Tony Blankley, one of the most astute political commentators, published a column on Sept. 29 titled “Tea Party Has Elites on the Run.” He believes that the Tea Party, by stressing virtues that the elites disdain, has started an “inexorable” movement that will restore power to the middle class.
His argument: The elites (aka the “ruling class” or “political class”) fear and loathe the Tea Party. Why? The answer is in the “remarkably prescient” 1995 book by the late Christopher Lasch, “The Revolt of the Elites and the Betrayal of Democracy.” Lasch “would have been giddy over the tea party.”
Lasch described the elites as those who “…control the international flow of money and information, preside over philanthropic foundations and institutions of higher learning, manage the instruments of cultural production and thus set the terms of public debate.” He said they undermine democracy to attain wealth and power and retain their social and political advantages. They disdain virtue and other absolutes.

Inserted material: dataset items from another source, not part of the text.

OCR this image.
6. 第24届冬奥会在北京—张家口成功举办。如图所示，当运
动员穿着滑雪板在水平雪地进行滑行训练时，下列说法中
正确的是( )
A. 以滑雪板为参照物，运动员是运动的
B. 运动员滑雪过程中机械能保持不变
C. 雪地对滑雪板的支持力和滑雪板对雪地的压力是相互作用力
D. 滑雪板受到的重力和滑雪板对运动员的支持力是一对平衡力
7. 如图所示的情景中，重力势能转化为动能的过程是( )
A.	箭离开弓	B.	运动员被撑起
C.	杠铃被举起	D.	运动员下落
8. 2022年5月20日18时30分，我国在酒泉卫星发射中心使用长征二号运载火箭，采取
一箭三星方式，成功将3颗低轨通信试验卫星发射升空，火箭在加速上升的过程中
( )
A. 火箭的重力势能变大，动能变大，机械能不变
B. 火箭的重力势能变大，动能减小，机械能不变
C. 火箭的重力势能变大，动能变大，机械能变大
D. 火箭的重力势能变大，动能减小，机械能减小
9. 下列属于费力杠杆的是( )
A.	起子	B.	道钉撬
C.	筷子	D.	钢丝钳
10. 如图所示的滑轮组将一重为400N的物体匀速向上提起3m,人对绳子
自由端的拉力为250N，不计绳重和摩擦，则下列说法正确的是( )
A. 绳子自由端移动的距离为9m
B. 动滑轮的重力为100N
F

Lasch said our only hope lies in reviving the middle class and its virtues of hard work, family, faith, and community. The Tea Party will restore democracy by championing these values as well as economic nationalism, patriotism, and similar worthy concepts.
Blankley’s conclusion:
The elite’s fear and loathing of the tea party movement is rooted in the recognition that the real change is only now coming. They are right to be fearful, for the ultimate outcome of the tea party’s triumph will be to constrain the elite’s economic and cultural hegemony….(W)ith power flowing from the elites back to the middle class….an inexorable movement has begun.